Petros Grivas: It's great to hear that, Kala. And, obviously, as you mentioned, there are differences across standards, but it sounds like in Canada, the adoption and implementation has been relatively smooth compared to some other countries, so it's great to hear that. It sounds also that you do not have the ability to use checkpoint inhibition in the front-line setting because they're not approved based on the totality of the data we have seen in phase II and phase III trials. Let me ask you this quick question. If you had the option to use checkpoint inhibitor in the front-line setting, if, for example, you were practicing in the US, for cisplatin-ineligible patients or platinum-ineligible patients, in which population would you use checkpoint inhibitor in the front-line setting in the context of the JAVELIN trial?

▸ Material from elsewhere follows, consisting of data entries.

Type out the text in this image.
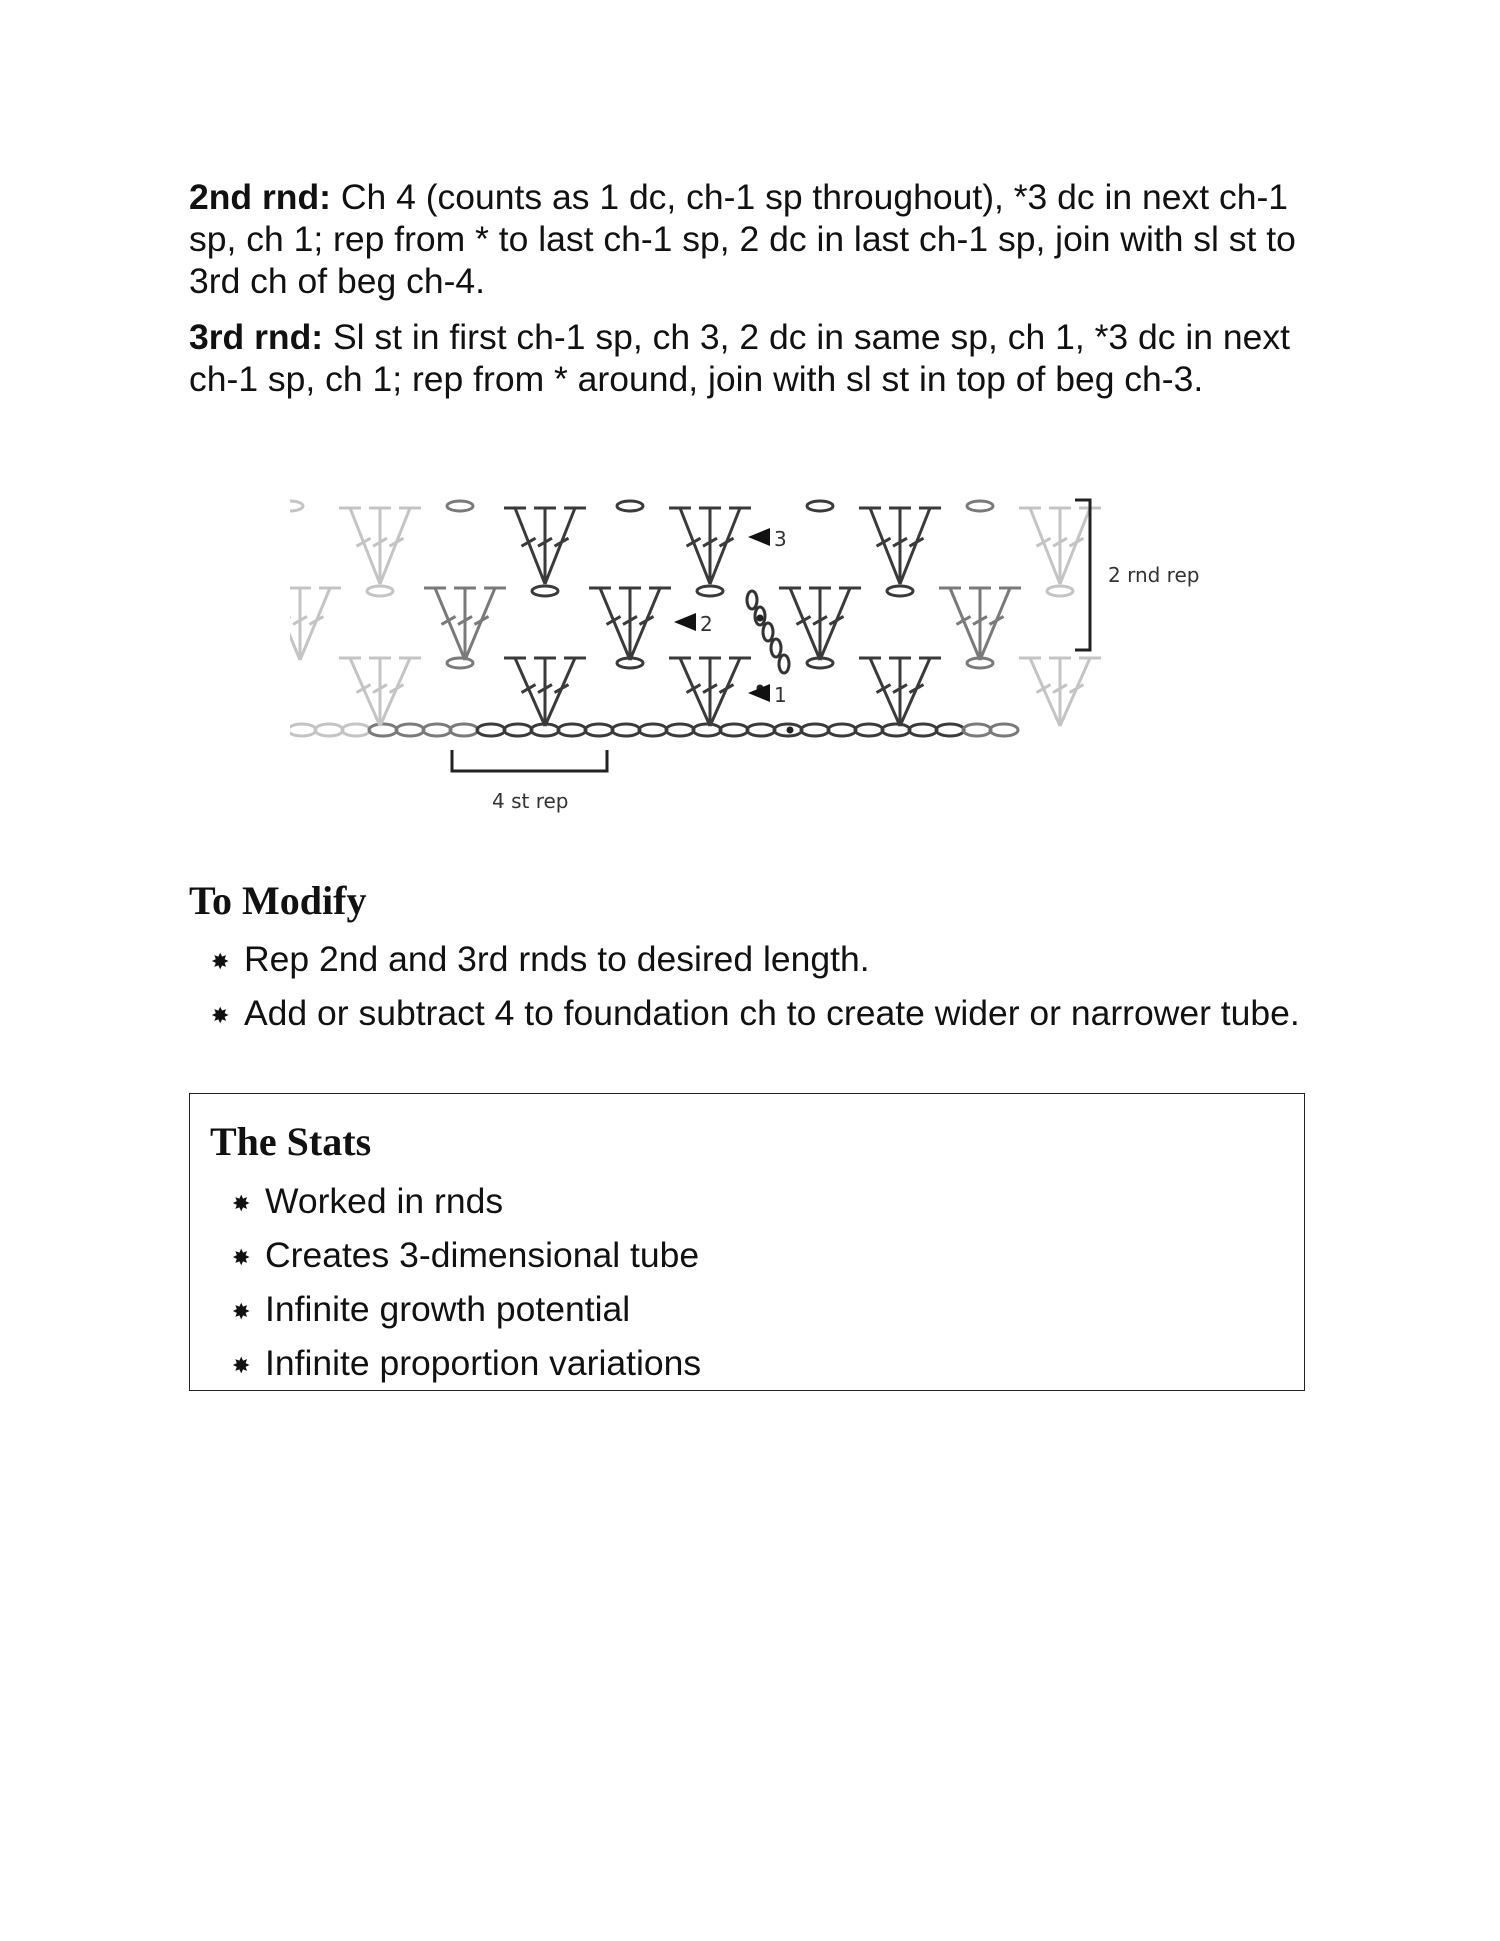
2nd rnd: Ch 4 (counts as 1 dc, ch-1 sp throughout), *3 dc in next ch-1 sp, ch 1; rep from * to last ch-1 sp, 2 dc in last ch-1 sp, join with sl st to 3rd ch of beg ch-4.

3rd rnd: Sl st in first ch-1 sp, ch 3, 2 dc in same sp, ch 1, *3 dc in next ch-1 sp, ch 1; rep from * around, join with sl st in top of beg ch-3.

3
2
1
2 rnd rep
4 st rep
To Modify
✸ Rep 2nd and 3rd rnds to desired length.
✸ Add or subtract 4 to foundation ch to create wider or narrower tube.
The Stats
✸ Worked in rnds
✸ Creates 3-dimensional tube
✸ Infinite growth potential
✸ Infinite proportion variations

Srikala Sridhar: Right. I'll start by saying I'm a pretty big believer in chemotherapy up front. And when we look at things like cisplatin eligibility, my creatinine clearance cutoff is around 50. So anyone with the creatinine clearance of 50 and above will Gem-Cis or split-dose Gem-Cis. I find that a very helpful regimen, well tolerated. And then between 45 and 50, I'm using a lot of Gem-Carbo in that setting. And then it's only in that group where less than 45, 40 or less that I may consider using an upfront immune checkpoint inhibitor. And prior to that, I will get my nephrologist involved, my onco-nephrology team to see if we can optimize renal function to allow the use of upfront platinum-based chemotherapy. I still feel that this cancer needs some chemotherapy, so I really try my best to get some chemotherapy into these patients. If I had immune checkpoint inhibitor available, I think it'd be a very small subset of patients that would ultimately receive it in my practice up front.

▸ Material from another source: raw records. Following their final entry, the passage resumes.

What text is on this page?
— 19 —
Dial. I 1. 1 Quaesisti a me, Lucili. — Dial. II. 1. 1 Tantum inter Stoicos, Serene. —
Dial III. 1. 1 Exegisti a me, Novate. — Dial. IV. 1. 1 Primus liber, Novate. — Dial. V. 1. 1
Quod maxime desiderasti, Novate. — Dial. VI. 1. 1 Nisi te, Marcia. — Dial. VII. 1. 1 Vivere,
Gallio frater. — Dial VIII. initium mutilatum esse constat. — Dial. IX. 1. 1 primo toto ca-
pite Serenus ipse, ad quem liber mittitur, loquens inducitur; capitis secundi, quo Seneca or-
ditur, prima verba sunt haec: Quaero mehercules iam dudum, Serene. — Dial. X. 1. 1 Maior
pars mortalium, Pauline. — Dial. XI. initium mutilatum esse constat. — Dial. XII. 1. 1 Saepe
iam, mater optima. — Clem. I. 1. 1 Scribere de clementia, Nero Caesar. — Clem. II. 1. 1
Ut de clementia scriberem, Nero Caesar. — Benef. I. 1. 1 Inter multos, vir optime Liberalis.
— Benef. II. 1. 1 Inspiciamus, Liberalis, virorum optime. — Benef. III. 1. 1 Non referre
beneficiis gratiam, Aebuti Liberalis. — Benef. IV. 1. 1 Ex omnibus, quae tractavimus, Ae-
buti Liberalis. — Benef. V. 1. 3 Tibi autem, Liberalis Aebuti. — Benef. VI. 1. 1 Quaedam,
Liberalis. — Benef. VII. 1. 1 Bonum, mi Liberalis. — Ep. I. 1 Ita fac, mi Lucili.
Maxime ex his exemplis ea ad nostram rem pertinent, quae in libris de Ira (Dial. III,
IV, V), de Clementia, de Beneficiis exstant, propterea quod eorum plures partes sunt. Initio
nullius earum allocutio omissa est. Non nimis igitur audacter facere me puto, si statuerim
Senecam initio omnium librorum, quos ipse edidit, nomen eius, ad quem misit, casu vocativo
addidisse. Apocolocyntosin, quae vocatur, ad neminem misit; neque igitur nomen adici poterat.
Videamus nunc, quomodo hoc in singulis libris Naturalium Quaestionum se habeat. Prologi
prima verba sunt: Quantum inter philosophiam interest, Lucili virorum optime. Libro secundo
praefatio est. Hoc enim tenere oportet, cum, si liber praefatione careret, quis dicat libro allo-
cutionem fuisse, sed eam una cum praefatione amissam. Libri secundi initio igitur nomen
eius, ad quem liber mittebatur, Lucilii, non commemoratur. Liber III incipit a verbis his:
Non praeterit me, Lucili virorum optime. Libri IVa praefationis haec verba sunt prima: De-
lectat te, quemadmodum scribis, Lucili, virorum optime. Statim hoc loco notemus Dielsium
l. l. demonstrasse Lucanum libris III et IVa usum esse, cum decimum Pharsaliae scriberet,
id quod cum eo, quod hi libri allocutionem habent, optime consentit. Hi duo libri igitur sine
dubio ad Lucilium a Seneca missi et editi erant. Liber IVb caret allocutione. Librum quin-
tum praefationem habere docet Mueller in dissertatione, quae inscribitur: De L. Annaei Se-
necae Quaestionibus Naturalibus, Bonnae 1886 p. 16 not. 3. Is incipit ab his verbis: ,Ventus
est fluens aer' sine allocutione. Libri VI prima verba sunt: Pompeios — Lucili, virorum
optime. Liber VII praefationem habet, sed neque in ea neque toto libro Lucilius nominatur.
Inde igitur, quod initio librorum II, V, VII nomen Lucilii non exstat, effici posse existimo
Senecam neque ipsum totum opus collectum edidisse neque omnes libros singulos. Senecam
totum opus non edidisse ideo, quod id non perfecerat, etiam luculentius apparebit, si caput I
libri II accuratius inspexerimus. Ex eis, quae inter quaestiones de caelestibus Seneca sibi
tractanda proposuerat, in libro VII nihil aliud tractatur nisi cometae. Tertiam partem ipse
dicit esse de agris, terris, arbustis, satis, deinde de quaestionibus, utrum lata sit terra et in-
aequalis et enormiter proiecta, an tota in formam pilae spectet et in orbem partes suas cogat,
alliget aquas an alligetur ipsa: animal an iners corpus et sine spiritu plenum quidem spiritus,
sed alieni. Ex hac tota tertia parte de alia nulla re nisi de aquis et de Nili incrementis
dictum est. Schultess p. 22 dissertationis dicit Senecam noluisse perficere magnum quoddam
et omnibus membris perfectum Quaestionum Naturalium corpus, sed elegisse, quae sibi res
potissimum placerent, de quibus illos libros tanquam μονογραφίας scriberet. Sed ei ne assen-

Petros Grivas: I agree with you, Kala. I think, my practice, I agree with you. Gem-Cis is my preferred, followed by avelumab maintenance. If I cannot give Gem-Cis, I always give a Gem-Carbo followed by avelumab maintenance. The data with Gem-Carbo in the modern phase III trials do not look as bad as we thought maybe 10, 20 years ago, maybe because of patient selection, best supportive care. So, in cisplatin-unfit patients, I use Carbo-Gem and called avelumab. And as you alluded to, I reserve checkpoint inhibitor alone, monotherapy, in platinum-ineligible patients, about 10% of patients in my practice, that are not fit for any platinum chemo.
At ASCO 2022, we had this poster with Dr. [inaudible 00:12:14] (SilvyGoopta?) about 60 medical oncologists that were surveyed to define together or help inform which criteria we use for this platinum-ineligible population, which patients we think are not a fit for platinum, Cis, and Carbo. This poster hopefully will be a manuscript in the near future to help us define this population, which I agree with you, it's very small.

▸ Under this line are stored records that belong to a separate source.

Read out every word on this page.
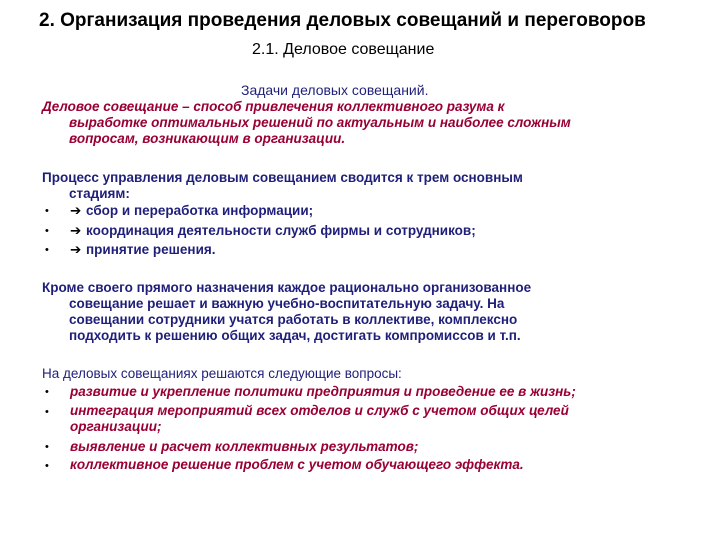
2. Организация проведения деловых совещаний и переговоров
2.1. Деловое совещание
Задачи деловых совещаний.
Деловое совещание – способ привлечения коллективного разума к
выработке оптимальных решений по актуальным и наиболее сложным
вопросам, возникающим в организации.
Процесс управления деловым совещанием сводится к трем основным
стадиям:
• ➔ сбор и переработка информации;
• ➔ координация деятельности служб фирмы и сотрудников;
• ➔ принятие решения.
Кроме своего прямого назначения каждое рационально организованное
совещание решает и важную учебно-воспитательную задачу. На
совещании сотрудники учатся работать в коллективе, комплексно
подходить к решению общих задач, достигать компромиссов и т.п.
На деловых совещаниях решаются следующие вопросы:
• развитие и укрепление политики предприятия и проведение ее в жизнь;
• интеграция мероприятий всех отделов и служб с учетом общих целей
организации;
• выявление и расчет коллективных результатов;
• коллективное решение проблем с учетом обучающего эффекта.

Time goes very fast when we have fun and I always learn from you, Kala. You're doing a great job. Thank you so much for your time today and looking forward to interacting and collaborating with you and learning from you in the future.
Srikala Sridhar: For sure. Thank you so much for having me always a pleasure to chat with you as well, Petros, and I look forward to seeing you again in a meeting sometime soon in person.
Petros Grivas: Thank you so much. Stay well and see you very soon. Thanks to the audience as well for the attention.